IOC pauses its Esports Commission while President Kirsty Coventry reviews how esports should be integrated into the Olympic Movement; the pause is not a formal suspension.

The International Olympic Committee has put the work of its Esports Commission on hold while IOC President Kirsty Coventry reviews how esports should fit into the Olympic Movement. The pause is not a formal suspension but has halted the commission’s activities for now.

In January 2026, Coventry wrote to commission members that the IOC would rethink its approach and pursue a more “integrated approach,” meaning esports would no longer be managed by a separate dedicated body. Following that guidance, the commission’s work has been paused or wound down.

Under former IOC President Thomas Bach, the organization advanced esports initiatives to reach younger audiences. The IOC staged the Olympic Esports Series in Singapore in 2023 and developed plans tied to the Paris 2024 cycle. The IOC also signed a 12-year agreement with Saudi Arabia to host Olympic Esports Games in Riyadh; those games were initially expected in 2025, later delayed to 2027, and the Saudi agreement was canceled on October 30, 2025 after both parties agreed to review the project. The project involved the Esports World Cup Foundation, now rebranded as the Esports Foundation.

Organizers and the IOC encountered several obstacles while attempting to create a permanent Olympic esports program. Video game publishers retain control over intellectual property and tournament rights. Some competitive titles, including first-person shooters, prompted debate over violent content. Several esports formats do not align easily with Olympic principles such as national representation and existing anti-doping frameworks. Those matters complicated efforts to standardize events under an Olympic umbrella.
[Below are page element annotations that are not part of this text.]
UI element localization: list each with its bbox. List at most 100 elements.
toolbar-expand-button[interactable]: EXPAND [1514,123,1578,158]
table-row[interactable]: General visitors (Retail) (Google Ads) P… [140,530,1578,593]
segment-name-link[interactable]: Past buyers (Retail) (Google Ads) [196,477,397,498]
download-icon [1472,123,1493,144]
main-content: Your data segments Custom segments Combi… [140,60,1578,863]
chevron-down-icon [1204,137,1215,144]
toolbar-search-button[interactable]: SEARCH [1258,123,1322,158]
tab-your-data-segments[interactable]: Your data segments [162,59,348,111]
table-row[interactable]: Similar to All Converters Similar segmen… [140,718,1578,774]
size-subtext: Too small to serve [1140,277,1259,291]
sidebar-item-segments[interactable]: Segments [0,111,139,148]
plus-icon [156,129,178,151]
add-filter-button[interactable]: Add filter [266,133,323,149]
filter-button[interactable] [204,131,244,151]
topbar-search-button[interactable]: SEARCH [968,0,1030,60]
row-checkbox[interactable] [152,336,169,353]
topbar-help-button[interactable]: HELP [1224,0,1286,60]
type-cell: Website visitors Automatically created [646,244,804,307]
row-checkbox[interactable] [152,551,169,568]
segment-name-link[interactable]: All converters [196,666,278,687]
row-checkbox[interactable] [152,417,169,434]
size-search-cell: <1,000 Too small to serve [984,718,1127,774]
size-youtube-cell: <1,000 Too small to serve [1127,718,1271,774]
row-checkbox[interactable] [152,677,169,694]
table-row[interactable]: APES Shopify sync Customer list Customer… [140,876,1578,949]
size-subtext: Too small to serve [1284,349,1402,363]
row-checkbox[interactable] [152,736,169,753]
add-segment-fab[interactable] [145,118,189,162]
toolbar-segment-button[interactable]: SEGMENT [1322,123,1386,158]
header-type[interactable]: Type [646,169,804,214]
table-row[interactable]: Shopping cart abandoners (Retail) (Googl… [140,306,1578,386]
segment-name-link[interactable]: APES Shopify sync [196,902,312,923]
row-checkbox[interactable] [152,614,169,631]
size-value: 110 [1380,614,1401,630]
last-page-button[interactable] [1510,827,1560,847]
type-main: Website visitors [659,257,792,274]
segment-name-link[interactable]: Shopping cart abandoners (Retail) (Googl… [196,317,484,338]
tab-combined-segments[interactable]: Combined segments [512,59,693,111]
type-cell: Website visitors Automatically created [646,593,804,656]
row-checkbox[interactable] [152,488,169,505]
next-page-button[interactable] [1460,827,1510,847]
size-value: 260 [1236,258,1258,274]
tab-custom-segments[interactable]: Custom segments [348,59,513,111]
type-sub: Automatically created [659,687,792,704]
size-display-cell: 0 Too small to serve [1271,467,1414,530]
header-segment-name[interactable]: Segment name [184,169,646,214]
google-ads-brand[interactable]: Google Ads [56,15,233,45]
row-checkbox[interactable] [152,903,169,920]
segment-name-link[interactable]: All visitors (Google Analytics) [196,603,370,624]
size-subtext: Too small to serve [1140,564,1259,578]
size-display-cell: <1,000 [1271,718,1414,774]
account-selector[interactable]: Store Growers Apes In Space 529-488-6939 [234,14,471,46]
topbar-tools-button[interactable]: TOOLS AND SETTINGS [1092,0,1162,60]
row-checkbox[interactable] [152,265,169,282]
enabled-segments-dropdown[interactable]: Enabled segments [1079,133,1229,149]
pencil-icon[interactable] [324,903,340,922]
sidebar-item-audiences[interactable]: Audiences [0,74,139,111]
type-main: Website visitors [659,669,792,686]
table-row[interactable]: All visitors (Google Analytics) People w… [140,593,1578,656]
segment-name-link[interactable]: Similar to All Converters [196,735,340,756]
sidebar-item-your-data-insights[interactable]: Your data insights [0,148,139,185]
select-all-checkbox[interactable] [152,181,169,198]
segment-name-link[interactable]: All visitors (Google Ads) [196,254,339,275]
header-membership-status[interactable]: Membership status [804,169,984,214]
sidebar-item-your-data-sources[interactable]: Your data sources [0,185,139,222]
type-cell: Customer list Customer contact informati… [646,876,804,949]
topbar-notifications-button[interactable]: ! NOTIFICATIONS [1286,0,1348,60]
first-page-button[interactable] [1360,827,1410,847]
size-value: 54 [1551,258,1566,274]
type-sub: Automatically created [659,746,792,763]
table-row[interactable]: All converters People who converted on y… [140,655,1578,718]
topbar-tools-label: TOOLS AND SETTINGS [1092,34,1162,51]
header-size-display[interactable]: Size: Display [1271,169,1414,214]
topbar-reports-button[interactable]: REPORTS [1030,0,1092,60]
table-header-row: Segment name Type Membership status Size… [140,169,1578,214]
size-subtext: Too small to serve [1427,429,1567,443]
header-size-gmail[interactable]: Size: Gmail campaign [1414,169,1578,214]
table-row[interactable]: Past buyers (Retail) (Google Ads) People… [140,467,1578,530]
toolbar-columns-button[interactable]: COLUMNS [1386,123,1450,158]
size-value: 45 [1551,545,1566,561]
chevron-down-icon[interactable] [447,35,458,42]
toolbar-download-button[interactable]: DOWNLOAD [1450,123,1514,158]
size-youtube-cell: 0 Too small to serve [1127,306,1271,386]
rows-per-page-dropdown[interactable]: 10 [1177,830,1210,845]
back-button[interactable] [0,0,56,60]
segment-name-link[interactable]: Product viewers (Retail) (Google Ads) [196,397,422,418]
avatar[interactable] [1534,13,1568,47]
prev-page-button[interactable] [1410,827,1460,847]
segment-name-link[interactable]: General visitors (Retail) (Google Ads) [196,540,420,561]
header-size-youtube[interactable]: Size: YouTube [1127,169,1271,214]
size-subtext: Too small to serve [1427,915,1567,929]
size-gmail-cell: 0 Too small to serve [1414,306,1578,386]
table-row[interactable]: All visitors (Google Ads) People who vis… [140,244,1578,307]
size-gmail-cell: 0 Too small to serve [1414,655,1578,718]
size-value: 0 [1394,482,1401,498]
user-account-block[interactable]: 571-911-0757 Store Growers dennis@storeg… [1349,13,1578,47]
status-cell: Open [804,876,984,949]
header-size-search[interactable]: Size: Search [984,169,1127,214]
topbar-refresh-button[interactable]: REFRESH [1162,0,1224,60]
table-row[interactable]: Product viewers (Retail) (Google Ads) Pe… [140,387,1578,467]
Coventry has written that any future IOC involvement should be “careful and responsible.” She has indicated the organization might place more emphasis on sports-based video games and simulation titles that align more closely with traditional sporting values, rather than mainstream competitive titles that raise legal and legal and ethical questions.

Esports activity continues in parts of the Olympic ecosystem. Multiple National Olympic Committees support domestic esports programs, and multi-sport events such as the Asian Games include esports competitions. With the Esports Commission on hold and the Riyadh partnership ended, the IOC currently has no active program to stage a large-scale Olympic esports event in the near term.